Inside, the beam of the flashlight swept across the tiny living room, which looked pretty much the same as when Cork had
seen it years before. Lots of icons and artifacts and images from other religious traditions. Framed photographs on the walls, all clearly shot by her brother. Simple, comfortable furniture. He continued through the small dining area to the kitchen.

“What are you looking for?” Camilla asked.

“I was hoping for Winona. But I’ll take anything that might give me a clue to where she’s hiding.”

“And that would be?”

“I’m hoping I’ll know when I see it.”

“Why don’t you just turn on a light?”

“Might bring someone from the road. I’d rather nobody caught us in here like this.”

“Duh,” Camilla said.

It was so pedestrian a response from so grand a lady that it made Cork laugh. He ran the light over the floor, the table, the counters, the walls.

Camilla said, “Wait. There.”

Her hand entered the beam, and a bright, white finger with a dark red nail pointed at a piece of stationery framed and hanging on the wall. She reached for the frame, a thin construction of honey-colored pine with a clear glass covering the paper, and pulled it from the hook where it hung. On the paper inside was a poem, handwritten. Camilla read it silently and said, “That son of a bitch.”

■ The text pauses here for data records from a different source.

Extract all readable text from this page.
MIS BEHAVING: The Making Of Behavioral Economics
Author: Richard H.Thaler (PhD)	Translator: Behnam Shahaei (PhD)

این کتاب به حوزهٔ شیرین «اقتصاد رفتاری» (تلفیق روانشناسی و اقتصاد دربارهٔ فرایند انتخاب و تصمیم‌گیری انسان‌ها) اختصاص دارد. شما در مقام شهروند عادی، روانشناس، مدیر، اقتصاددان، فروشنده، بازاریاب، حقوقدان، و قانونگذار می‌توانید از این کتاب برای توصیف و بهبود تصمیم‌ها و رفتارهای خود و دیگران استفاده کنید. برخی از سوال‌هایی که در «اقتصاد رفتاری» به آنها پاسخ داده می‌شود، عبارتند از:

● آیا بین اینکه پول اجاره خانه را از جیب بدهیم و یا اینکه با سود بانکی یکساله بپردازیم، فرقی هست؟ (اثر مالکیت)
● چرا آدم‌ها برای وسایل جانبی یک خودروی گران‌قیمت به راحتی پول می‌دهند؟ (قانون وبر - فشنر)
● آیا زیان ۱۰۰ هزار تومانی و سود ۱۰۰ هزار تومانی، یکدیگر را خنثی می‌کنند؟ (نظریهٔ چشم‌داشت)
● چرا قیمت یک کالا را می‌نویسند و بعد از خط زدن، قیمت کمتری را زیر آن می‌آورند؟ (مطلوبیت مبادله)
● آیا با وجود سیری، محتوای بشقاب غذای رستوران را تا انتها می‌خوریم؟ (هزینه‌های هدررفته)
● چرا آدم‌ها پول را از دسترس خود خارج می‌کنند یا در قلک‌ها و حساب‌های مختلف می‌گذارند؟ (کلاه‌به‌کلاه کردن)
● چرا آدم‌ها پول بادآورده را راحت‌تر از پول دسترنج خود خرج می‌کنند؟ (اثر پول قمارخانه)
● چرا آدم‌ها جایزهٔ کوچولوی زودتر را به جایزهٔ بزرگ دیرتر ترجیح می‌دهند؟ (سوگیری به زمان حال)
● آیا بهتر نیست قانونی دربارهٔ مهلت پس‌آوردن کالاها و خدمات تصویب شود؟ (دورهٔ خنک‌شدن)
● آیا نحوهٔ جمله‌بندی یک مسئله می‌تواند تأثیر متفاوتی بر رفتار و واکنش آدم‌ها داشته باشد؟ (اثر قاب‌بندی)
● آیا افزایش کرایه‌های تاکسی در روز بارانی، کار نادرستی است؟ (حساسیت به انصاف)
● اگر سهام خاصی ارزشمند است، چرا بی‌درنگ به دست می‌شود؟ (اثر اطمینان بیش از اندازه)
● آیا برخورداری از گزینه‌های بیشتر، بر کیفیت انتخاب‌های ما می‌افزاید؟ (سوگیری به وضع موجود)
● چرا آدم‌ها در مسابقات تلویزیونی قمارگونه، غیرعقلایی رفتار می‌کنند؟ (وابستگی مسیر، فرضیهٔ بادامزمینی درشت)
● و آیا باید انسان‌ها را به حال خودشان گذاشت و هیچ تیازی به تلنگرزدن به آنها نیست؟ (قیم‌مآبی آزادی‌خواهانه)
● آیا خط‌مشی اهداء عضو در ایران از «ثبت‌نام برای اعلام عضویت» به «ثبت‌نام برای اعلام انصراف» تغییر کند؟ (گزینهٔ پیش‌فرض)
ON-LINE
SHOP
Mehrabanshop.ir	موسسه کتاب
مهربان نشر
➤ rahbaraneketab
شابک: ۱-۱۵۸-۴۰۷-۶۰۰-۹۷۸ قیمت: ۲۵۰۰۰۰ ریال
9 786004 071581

“May I?” Cork took the frame from her. It held a love poem titled simply “To Winona.” Cork read it. Although his own knowledge of poetry didn’t extend much beyond Robert Frost, he thought it was a little sentimental and not very original. But he supposed a woman might be flattered to be the subject of a poem, even a bad one.

“He gave that poem to me on our wedding night,” Camilla said bitterly. “Only it was my name at the top of the page. Christ, he couldn’t even give that little bit of himself just to me.”

She grabbed the frame from Cork and threw it to the floor, where the glass covering shattered.

“I’m leaving,” she announced.

“Hold on, Camilla. There are a couple more rooms I want to check.”

“I’ll wait for you in the car.” She spun away and took a step.

“There might be animals out there.”

She stopped. “You’re just trying to scare me.”

“Just alerting you. On the rez, bears and coyotes and even wolves aren’t uncommon. Just make sure you go straight to my Land Rover and lock the doors.”

She hesitated, clearly weighing her options, and finally decided in favor of what might threaten her outside over what she might have to face if she stayed inside with Cork. She disappeared, stomping away in the direction they’d come. Cork heard the front door open and slam closed. He figured it was probably for the best, because the next room he wanted to check was Winona’s bedroom, and God alone knew how Camilla might react at the sight of the bed where so much infidelity had taken place.

He found the bed unmade, the sheets a rumpled mess. Each of the two pillows still held a clear indentation where a head had lain. Otherwise, the room was clean and neat. Cork discovered nothing of interest there and continued on to the final room of the house, the bathroom.

Although Winona tended to clutter her home with religious and spiritual knickknacks, she was essentially a good housekeeper. The bathroom, like the other rooms, was spotless. Cork swung the flashlight across the top of the small vanity, opened the cabinet, checked the shelves where the towels and washcloths lay neatly folded. On a small, low table next to the tub sat a big candle, a compact CD player, and a single plastic CD case. He remembered how his wife, Jo, used to love to relax at the end of a long day with a bath, a candle, and soft music. There was a wicker hamper next to the door. He lifted the lid. What was inside surprised him. Several towels lay thrown there, all of them deeply stained red. He touched the topmost towel. The red was crusted. He turned and ran the beam of the flashlight more
carefully over the small room. When the light fell on the floor beneath the claw-footed bathtub, Cork caught another glimpse of crimson.

He knelt and looked more closely. It was a thin rivulet, a few inches long. He touched it and confirmed that it had long ago dried. He swept the whole area under the tub with the light but could see nothing more. He went down on his hands and knees and carefully examined the rest of the bathroom floor, which was hardwood. In a tiny seam where the old wood had shrunk and separated, he found another gathering of what appeared to him to be dried blood.